Lorsque nous nous promenons dans nos villes, nous passons souvent devant des chantiers où des panneaux lumineux annoncent un nouveau développement, un mélange de logements, de commerces, de bureaux ou de restaurants.

Nous voyons souvent ces nouveaux développements comme des symboles de croissance et de progrès, et le plus souvent nous négligeons les implications plus complexes qu'ils peuvent avoir pour les communautés et les quartiers qui les entourent.

Heureusement, le développement urbain au Royaume-Uni a commencé à adopter une approche plus systématique des dimensions de la valeur sociale des nouveaux projets, un changement motivé par une combinaison de facteurs. La loi sur la valeur sociale de 2012, puis la note de politique d'achat du gouvernement britannique en 2020 (PPN06/20), ont redéfini ce que les entrepreneurs et les promoteurs doivent prendre en compte, inclure et produire. Avec d'autres problèmes mondiaux tels que l'inflation et la crise du coût de la vie, la reprise après une pandémie, le passage à un développement net zéro et la nécessité permanente de s'attaquer à l'inégalité croissante des richesses, il n'y a jamais eu de moment plus important pour mettre l'accent sur la valeur sociale.

Apprendre en essayant

En réalité, la valeur sociale n'est pas un nouvel agenda intangible que l'industrie de l'environnement bâti doit prendre en considération, mais simplement une manière plus cohérente d'aborder les dimensions de leur travail qu'ils ont toujours façonnées (pour le meilleur ou pour le pire). Donner la priorité à la valeur sociale dans la conception et la planification des projets, c'est simplement reconnaître qu'un lieu est toujours constitué de ses habitants et que ceux-ci ont tous un rôle à jouer et une voix à faire entendre. Bien que la législation et les politiques de passation de marchés aient commencé à inclure des considérations de valeur sociale dans le développement, il existe un danger que nous nous concentrions sur la réponse aux questions de passation de marchés qui se posent à nous et non sur les personnes et les communautés sur lesquelles le développement aura finalement un impact.
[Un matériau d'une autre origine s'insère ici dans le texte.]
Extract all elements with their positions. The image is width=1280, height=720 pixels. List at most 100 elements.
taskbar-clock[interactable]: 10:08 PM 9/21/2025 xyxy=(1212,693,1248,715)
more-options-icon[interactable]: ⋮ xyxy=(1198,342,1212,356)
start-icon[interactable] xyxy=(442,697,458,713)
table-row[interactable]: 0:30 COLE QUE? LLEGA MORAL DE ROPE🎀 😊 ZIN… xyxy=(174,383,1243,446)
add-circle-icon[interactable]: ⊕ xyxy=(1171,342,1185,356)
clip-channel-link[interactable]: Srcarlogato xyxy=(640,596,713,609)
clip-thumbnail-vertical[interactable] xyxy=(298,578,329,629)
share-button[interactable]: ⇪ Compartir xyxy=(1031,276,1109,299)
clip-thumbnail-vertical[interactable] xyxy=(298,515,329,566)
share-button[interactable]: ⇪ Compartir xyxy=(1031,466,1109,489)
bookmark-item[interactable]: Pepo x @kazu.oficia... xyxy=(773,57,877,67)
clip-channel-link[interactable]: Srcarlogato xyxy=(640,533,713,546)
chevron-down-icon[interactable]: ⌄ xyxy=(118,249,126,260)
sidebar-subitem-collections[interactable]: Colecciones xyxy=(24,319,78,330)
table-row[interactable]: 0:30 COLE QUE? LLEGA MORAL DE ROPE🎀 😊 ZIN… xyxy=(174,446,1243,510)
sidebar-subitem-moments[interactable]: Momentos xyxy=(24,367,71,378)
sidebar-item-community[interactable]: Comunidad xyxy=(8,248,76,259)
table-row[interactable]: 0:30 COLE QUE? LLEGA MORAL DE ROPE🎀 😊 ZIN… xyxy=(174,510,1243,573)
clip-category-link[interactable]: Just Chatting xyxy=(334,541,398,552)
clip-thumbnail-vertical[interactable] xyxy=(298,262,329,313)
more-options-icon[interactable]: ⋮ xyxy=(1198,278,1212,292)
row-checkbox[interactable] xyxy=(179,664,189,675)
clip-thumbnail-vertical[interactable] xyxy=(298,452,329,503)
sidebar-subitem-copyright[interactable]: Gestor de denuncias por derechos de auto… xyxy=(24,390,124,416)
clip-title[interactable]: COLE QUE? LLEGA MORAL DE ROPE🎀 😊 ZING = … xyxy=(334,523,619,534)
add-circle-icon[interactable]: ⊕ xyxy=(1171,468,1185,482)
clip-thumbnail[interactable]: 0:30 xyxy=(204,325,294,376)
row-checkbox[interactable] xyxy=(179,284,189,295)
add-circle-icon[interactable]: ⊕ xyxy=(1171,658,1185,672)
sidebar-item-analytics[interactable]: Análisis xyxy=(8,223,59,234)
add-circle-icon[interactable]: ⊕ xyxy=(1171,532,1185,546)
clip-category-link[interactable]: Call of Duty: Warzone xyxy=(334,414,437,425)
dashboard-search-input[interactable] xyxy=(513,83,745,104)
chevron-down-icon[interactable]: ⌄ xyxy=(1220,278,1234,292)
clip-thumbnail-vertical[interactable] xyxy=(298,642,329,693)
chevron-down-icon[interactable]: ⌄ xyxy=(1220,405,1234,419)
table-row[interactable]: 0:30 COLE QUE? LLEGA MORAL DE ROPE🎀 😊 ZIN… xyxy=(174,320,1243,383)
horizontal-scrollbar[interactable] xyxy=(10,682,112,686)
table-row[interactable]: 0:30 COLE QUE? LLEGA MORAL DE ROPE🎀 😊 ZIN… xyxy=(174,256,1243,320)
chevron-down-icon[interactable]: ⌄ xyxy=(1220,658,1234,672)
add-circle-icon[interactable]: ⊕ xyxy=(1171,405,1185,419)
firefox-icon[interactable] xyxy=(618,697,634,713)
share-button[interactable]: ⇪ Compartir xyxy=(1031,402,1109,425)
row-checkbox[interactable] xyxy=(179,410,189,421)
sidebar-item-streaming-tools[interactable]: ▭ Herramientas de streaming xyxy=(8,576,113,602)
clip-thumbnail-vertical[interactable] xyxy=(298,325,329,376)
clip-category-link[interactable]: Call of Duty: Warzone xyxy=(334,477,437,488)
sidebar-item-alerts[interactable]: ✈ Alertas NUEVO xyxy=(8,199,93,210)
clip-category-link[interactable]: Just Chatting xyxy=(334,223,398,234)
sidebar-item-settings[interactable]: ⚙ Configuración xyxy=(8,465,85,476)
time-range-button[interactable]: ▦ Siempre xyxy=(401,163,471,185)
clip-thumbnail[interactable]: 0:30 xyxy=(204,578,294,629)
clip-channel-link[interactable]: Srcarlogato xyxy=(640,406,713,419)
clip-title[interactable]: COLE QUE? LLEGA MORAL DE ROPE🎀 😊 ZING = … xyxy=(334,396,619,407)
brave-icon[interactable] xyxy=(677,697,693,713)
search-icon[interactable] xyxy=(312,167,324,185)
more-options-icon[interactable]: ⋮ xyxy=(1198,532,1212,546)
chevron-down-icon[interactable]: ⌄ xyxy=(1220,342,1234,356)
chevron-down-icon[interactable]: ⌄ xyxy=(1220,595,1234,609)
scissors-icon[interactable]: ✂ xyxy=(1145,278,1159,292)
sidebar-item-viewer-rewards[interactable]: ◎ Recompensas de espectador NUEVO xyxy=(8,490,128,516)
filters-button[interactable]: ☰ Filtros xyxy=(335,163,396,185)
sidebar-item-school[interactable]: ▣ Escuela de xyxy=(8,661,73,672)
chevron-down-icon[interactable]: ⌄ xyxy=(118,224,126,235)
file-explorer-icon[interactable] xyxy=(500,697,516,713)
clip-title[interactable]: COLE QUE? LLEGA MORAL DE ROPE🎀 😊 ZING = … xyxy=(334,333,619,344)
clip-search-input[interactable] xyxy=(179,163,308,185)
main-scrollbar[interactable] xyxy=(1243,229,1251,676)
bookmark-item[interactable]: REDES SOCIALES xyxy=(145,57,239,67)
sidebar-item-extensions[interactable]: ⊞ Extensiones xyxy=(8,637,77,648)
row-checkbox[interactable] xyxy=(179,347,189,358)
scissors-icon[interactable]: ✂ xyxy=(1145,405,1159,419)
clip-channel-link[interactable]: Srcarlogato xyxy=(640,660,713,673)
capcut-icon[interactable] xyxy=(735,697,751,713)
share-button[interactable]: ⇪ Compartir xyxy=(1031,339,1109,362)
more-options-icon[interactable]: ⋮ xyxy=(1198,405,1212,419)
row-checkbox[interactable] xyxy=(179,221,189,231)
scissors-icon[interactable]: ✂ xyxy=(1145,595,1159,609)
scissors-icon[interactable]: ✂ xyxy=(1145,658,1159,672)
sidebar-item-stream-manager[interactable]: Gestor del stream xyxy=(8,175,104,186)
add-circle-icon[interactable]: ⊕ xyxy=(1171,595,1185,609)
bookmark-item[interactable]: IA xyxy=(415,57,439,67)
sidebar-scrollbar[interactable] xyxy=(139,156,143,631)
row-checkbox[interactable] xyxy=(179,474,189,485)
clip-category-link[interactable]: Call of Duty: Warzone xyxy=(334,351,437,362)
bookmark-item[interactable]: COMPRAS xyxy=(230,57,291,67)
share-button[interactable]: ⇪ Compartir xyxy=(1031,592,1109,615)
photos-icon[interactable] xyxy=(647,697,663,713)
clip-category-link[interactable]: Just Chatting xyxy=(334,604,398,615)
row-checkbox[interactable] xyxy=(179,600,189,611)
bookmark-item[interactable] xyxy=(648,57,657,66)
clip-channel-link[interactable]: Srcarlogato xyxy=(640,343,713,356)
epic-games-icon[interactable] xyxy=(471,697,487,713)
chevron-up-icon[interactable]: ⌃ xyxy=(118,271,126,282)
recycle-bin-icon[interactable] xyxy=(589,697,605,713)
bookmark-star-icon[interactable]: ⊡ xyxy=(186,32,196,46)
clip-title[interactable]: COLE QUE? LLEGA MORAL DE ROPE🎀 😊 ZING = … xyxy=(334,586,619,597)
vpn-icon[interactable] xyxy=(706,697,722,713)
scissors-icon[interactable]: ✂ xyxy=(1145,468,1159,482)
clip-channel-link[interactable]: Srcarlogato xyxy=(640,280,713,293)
Chez Arup, nous avons réfléchi à ce que nous pensons que la valeur sociale signifie réellement, en regardant au-delà des implications en matière de marchés publics. La pandémie a fourni de nombreuses informations utiles. La redécouverte soudaine du localisme, de notre dépendance à l'égard de nos voisins, des espaces verts et des conversations publiques souligne l'attention que nous devons porter à la nature intrinsèquement interconnectée de la vie des individus, des communautés qu'ils forment, des services qu'ils utilisent, des opportunités d'emploi qu'ils obtiennent et de l'infrastructure qui rend tout cela possible. En bref, nous ne devrions jamais "construire de manière isolée".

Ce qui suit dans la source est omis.